Brazil coffee area ‘getting drier and drier’ – ICO

Brazil’s coffee areas are “just becoming drier and drier”, International Coffee Organization executive Mauricio Galindo said as the group unveiled a below-market forecast for world output, and futures soared a further 4%.
“It is true that Brazil is just becoming drier and drier,” Mr Galindo, ICO head of operations, told Agrimoney.com.
While Espirito Santo, the major area for growing robusta beans, had “extensive irrigation” to protect trees from the lack of moisture, this was “not so” in Minas Gerais, the main state for growing the arabica beans of which Brazil is the top producer.
Frost vs drought
This presented an irony for an industry which has moved largely north from states such as Parana to escape freezes which proved particularly severe in 1994 and in 1976, when a Brazilian cold snap sent arabica futures to the record high of 337.5 cents a pound which still stands.

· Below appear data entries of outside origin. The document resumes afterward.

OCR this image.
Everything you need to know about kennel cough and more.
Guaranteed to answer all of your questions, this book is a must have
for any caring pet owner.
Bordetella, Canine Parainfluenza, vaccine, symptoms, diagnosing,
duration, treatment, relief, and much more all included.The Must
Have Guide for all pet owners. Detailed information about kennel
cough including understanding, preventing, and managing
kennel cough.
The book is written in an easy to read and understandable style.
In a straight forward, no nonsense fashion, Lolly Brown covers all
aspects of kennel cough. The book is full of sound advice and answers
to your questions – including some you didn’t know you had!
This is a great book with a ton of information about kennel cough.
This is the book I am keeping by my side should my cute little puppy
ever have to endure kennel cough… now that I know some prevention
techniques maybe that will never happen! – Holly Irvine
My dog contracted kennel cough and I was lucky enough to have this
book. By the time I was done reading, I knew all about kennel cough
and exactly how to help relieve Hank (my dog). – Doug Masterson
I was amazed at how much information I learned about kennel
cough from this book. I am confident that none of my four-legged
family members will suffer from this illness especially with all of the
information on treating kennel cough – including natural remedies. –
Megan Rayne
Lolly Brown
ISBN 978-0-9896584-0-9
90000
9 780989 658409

“Farmers moved north to escape frost and now have drought,” Mr Galindo said.
Separately, data from consultancy Somar confirmed the dry start to February for Brazil’s coffee belt, with only the Cacoal region of Rondonia receiving any rain at all so far.
Somar forecast further dry weather for at least the next two weeks, as a high pressure ridge keeps cold fronts, and moisture chances, at bay.
First forecast
Mr Galindo’s comments came as the ICO, in its first forecast for 2013-14, estimated a rise of only 659,000 bags to 145.78m bags in world output, a figure far smaller than that seen by many other commentators.
Indeed, it implies only a small production surplus, assuming that consumption continues its long-term growth of 2.4% a year on ICO measures.
Macquarie has forecast a 3.3m-bag rise to 150.7m bags in world output in 2013-14, with Rabobank estimating the increase at 1.9m bags to 150.6m bags, and Societe Generale pegging production 147.5m bags, albeit down on that the previous season.
The ICO figure – which incorporates last year’s Brazilian harvest, rather than the 2014 crop threatened by drought – includes a 7.2% rise to 60.34m bags in output of robusta coffee, supported by a 25% jump to a record 27.5m bags in output from Vietnam, the top producer of the beans.
However, production of arabica beans will turn out 3.8% down, at 85.44m bags, depressed in particular by the outbreak of the roya rust fungus in Mexico and Central America, whose combined coffee production is seen falling 13.5%.
Colombia vs Central America
This decline has been reflected in prices too, with values of the mild beans grown in Central America appreciating by 5.4% last month.
That saw them nearly overtake prices of Colombian milds, closing a discount which stood at 7.0% discount a year before, and reflecting the recovery in Colombian coffee output after a tree replanting programme, with varieties resistant to rust.
Separate data, from Colombia’s national coffee growers’ federation, showed domestic coffee production reaching 1.01m bags last month, up 15% year on year, and the best January figure since 2007.
‘Detrimental to development’
However, prices of Brazilian natural beans rose most last month, by 6.2%, the ICO said, highlighted the “speculation over the size of the upcoming Brazilian crop”.
“Particularly dry weather in January in several coffee‐growing regions in Brazil has been seen as detrimental to the development of the 2014-15 harvest, supporting coffee prices over the course of the month.”
A fall in Brazilian coffee output in 2014 would represent the first time since 1977 that the country has recorded two successive years of production declines, the ICO said.
Arabica coffee futures for March stood 4.8% higher at 142.85 cents a pound in late deals in New York, having touched 145.70 cents a pound earlier, the highest for a spot contract since May last year.
Robusta coffee for March stood up 2.6% at $1,856 a tonne.